La perception que «ce sont des Kabyè qui tuent au Togo», il faut le reconnaître, est très répandue. Plus qu’on ne l’imagine. Elle va, sous l’effet Yémi, s’élargir de plus belle, et va sans nul doute armer davantage les cœurs meurtris de beaucoup de Togolais. Les crimes dénoncés, à l’observation, portent des griffes qui sont traçables sur une carte et pourraient conduire à l’exactitude de la campagne de Yémi de Souza. Faure, de père Kabyè et de mère Ewé, aurait pu être la solution; il aurait pu manœuvrer avec prudence entre les différentes ethnies en ménageant avec intelligence les susceptibilités des uns et les appétits des autres. Au lieu de cela, il s’est mu en un chef de clan qui fait prospérer la tactique des manipulations ethniques pour finalement se réduire, lamentablement, par les tueries, à chapeauter ce qu’on peut appeler un Service de Maintien de la Peur, opposant les Kabyè aux autres ethnies.

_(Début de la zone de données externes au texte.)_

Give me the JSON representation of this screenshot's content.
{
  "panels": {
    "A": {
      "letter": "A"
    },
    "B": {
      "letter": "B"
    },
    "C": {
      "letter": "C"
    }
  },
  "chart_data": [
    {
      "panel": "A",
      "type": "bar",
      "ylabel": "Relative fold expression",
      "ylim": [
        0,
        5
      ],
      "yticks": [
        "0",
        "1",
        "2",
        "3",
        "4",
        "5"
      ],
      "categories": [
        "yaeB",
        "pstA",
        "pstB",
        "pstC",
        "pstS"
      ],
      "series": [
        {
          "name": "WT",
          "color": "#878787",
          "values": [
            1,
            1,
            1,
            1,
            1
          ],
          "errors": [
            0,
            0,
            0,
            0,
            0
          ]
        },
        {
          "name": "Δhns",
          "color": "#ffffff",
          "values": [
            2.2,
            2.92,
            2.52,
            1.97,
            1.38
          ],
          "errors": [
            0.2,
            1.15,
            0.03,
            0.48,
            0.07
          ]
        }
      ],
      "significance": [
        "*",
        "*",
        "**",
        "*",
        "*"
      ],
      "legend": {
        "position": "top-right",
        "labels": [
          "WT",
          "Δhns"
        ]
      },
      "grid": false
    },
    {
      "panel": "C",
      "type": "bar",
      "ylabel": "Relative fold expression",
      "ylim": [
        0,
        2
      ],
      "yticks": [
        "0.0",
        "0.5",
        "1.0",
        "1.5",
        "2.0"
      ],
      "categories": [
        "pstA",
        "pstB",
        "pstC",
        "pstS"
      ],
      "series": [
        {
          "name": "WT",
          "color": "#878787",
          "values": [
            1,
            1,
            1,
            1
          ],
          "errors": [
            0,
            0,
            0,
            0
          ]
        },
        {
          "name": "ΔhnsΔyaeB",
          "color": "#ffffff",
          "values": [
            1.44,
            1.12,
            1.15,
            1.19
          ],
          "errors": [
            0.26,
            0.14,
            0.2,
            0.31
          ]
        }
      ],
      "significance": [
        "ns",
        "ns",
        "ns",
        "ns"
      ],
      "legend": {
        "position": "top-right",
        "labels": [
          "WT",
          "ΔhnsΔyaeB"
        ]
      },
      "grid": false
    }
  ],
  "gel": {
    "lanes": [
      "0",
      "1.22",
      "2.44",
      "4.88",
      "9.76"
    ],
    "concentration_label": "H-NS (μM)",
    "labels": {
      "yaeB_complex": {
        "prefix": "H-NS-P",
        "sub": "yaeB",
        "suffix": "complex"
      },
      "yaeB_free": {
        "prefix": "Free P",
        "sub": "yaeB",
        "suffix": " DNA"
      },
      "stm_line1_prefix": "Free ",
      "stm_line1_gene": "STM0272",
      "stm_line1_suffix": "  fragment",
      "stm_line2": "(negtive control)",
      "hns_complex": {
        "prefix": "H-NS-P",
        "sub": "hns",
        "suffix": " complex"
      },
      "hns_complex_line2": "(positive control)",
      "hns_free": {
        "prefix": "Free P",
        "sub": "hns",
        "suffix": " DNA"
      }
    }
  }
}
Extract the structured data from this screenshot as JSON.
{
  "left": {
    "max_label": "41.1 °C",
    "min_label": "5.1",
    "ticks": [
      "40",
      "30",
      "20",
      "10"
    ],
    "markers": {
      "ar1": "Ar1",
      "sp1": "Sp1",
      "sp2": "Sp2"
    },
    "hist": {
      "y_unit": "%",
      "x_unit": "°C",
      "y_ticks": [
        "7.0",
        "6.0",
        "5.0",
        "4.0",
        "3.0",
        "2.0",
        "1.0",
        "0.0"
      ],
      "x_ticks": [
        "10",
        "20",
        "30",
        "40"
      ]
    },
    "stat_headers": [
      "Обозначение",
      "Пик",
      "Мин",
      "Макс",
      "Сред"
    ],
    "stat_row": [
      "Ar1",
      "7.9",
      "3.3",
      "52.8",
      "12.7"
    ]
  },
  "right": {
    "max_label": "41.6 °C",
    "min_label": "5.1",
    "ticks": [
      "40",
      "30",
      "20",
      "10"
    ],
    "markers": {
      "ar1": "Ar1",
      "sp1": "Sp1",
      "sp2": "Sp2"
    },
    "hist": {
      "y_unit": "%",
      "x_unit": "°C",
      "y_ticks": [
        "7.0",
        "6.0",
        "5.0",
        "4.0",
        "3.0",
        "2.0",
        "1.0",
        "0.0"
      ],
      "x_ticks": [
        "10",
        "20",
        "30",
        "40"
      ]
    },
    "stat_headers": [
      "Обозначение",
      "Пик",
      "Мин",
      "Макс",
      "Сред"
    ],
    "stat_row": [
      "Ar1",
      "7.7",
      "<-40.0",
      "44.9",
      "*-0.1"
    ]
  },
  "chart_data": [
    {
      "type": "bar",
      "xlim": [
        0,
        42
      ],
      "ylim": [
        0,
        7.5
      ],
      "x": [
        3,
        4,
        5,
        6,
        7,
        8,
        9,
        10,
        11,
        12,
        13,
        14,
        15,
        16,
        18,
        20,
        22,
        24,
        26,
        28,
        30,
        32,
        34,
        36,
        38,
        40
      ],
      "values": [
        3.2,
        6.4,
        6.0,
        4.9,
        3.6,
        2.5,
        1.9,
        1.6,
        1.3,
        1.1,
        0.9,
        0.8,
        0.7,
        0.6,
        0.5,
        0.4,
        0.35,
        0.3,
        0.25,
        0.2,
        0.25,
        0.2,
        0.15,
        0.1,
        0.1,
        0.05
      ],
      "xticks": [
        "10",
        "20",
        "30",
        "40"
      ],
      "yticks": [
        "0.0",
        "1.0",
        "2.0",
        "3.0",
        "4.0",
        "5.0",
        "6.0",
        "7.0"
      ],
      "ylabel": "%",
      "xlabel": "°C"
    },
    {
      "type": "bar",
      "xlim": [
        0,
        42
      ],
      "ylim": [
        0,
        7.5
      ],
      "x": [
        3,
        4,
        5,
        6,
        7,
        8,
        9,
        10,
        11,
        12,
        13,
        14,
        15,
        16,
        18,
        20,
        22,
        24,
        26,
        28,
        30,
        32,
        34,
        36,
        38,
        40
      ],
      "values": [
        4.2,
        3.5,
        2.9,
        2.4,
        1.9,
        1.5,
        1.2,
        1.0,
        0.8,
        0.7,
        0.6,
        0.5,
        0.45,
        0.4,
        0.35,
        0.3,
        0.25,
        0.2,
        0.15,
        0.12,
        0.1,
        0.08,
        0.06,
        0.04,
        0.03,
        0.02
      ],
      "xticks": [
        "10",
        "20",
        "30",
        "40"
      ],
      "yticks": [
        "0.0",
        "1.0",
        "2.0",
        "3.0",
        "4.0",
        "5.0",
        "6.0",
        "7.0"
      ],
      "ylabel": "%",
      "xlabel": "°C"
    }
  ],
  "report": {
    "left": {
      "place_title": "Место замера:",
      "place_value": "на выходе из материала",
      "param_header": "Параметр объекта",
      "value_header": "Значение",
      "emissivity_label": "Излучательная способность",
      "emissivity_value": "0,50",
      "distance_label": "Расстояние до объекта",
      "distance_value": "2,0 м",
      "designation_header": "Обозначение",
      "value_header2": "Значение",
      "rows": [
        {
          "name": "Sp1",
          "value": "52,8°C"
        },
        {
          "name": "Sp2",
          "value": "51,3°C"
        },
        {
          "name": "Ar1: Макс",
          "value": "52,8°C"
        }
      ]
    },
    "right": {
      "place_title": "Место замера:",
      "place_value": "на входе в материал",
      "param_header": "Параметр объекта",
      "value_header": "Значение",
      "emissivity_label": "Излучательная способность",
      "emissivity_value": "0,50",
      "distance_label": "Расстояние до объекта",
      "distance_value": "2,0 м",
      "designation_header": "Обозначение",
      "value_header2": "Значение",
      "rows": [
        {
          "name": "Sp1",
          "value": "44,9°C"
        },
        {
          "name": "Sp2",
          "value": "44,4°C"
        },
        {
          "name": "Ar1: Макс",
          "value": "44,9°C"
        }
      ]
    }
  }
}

Peut-être, on peut à la limite déconstruire l’approche de Yémi de Souza au profit de termes plus conciliants, qui ouvrent la voie à un débat national. L’erreur serait de renier le mal; il existe, bel et bien. Les structures de gouvernance construites par l’actuelle président ne peuvent qu’aggraver les clivages. L’inverse aurait été une contre nature du système. Faure a refusé d’être un bon chef, un chef au milieu. Pire, il a considérablement chamboulé le Togo pendant ces quinze dernières années. C’est un fait indéniable. Comment mener une guerre sans merci contre ces tueries de coloration ethnique que pointe du doigt de Souza en des termes qui lui sont propres? Au lieu de s’en prendre à lui, il faut plutôt aller à la rencontre du mal qu’il dénonce, le regarder en face pour lui trouver une solution.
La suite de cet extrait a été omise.